SAN FRANCISCO – California’s trial judges no longer can seal court records automatically under a new rule adopted Friday. 

The rule, an outgrowth of a California Supreme Court decision last year, requires judges to state on the record why they are sealing a record. The reasons must be in accordance with guidelines spelled out by the high court. 

Open-records advocates hailed the rule, approved 18-1 by the Judicial Council — the administrative arm of California’s court system. 

The only negative vote came from John Collins, a Pasadena lawyer appointed by the State Bar to sit on the council. He said the Judicial Council has no place to adopt such a controversial rule, adding that is the state legislature’s job. 

“There is an awful lot of stuff that may get daylight that shouldn’t,” said Collins, whose vote does not reflect the position of the State Bar that represents all of California’s lawyers. 

Advocates said the rule would stop judges from the common practice of “casually” sealing records at the request of attorneys. 

“It’s not going to stop all sealings. But I think it will cut down on the number of casual sealings that occur without any good reason except that the parties in the case think it is OK,” said Terry Francke, counsel of the California First Amendment Coalition. 

Sacramento Superior Court Judge Ronald Robie agreed with Francke. Robie, a Judicial Council member, said judges immediately seal records at the request or by so-called “stipulations” of lawyers, regardless of whether the documents should remain open. 

Now a judge must conduct a hearing and state the reasons for sealing, which might make judges leery of sealing a record, Robie said. 

“It eliminates stipulations,” he said. “That happens frequently.” 

When a judge seals a record, the judge must find an “overriding” interest. That is the standard the California Supreme Court spelled out last year when the high court ruled that a lower court erred when it excluded the public and media from portions of a civil trial in which the jury was not present. 

The high court said there was a First Amendment right to access courts and the justices requested the Judicial Council propose how and when court records could be sealed. 

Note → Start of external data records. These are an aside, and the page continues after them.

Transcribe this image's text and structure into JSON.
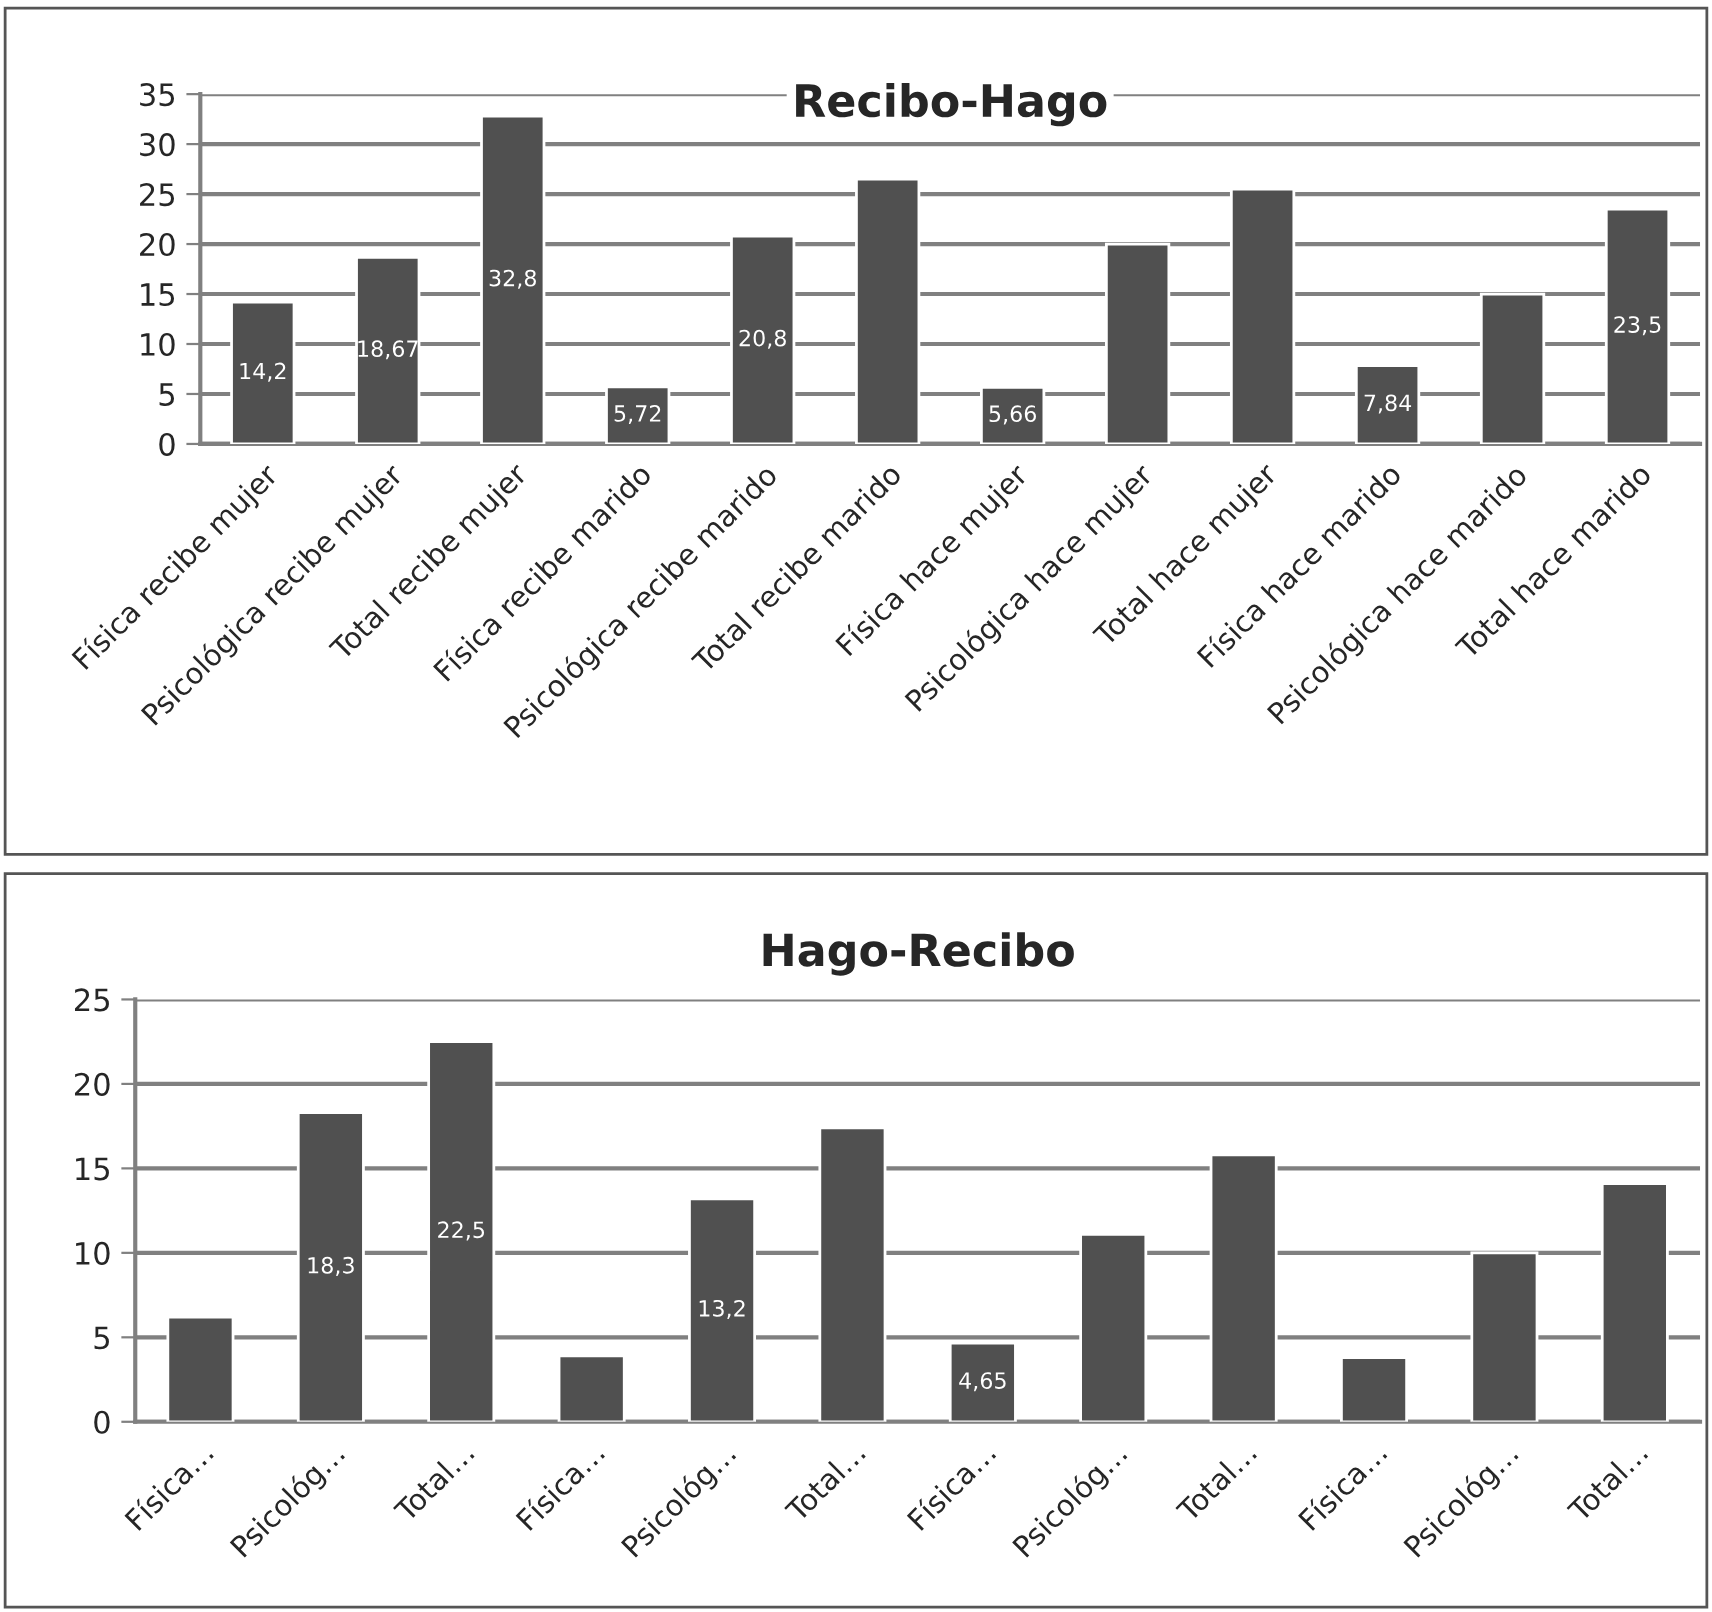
{
  "chart_data": [
    {
      "type": "bar",
      "title": "Recibo-Hago",
      "categories": [
        "Física recibe mujer",
        "Psicológica recibe mujer",
        "Total recibe mujer",
        "Física recibe marido",
        "Psicológica recibe marido",
        "Total recibe marido",
        "Física hace mujer",
        "Psicológica hace mujer",
        "Total hace mujer",
        "Física hace marido",
        "Psicológica hace marido",
        "Total hace marido"
      ],
      "values": [
        14.2,
        18.67,
        32.8,
        5.72,
        20.8,
        26.5,
        5.66,
        20.0,
        25.5,
        7.84,
        15.0,
        23.5
      ],
      "value_labels": [
        "14,2",
        "18,67",
        "32,8",
        "5,72",
        "20,8",
        null,
        "5,66",
        null,
        null,
        "7,84",
        null,
        "23,5"
      ],
      "color": "#505050",
      "ylim": [
        0,
        35
      ],
      "yticks": [
        0,
        5,
        10,
        15,
        20,
        25,
        30,
        35
      ],
      "grid": "y"
    },
    {
      "type": "bar",
      "title": "Hago-Recibo",
      "categories": [
        "Física…",
        "Psicológ…",
        "Total…",
        "Física…",
        "Psicológ…",
        "Total…",
        "Física…",
        "Psicológ…",
        "Total…",
        "Física…",
        "Psicológ…",
        "Total…"
      ],
      "values": [
        6.2,
        18.3,
        22.5,
        3.9,
        13.2,
        17.4,
        4.65,
        11.1,
        15.8,
        3.8,
        10.0,
        14.1
      ],
      "value_labels": [
        null,
        "18,3",
        "22,5",
        null,
        "13,2",
        null,
        "4,65",
        null,
        null,
        null,
        null,
        null
      ],
      "color": "#505050",
      "ylim": [
        0,
        25
      ],
      "yticks": [
        0,
        5,
        10,
        15,
        20,
        25
      ],
      "grid": "y"
    }
  ]
}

Even so, the definition of an overriding interest is at the judge’s discretion. Such interests include sealing trade secret information in a lawsuit, the addresses and phone numbers of witnesses and, in some cases, psychiatric and medical reports. 

However, even under the new rules, settlement agreements of lawsuits remain confidential as well as a host of juvenile court records and documents of family mediation disputes. 

Some lawmakers have said they may introduce legislation next year requiring that lawsuits settled out of court become public records.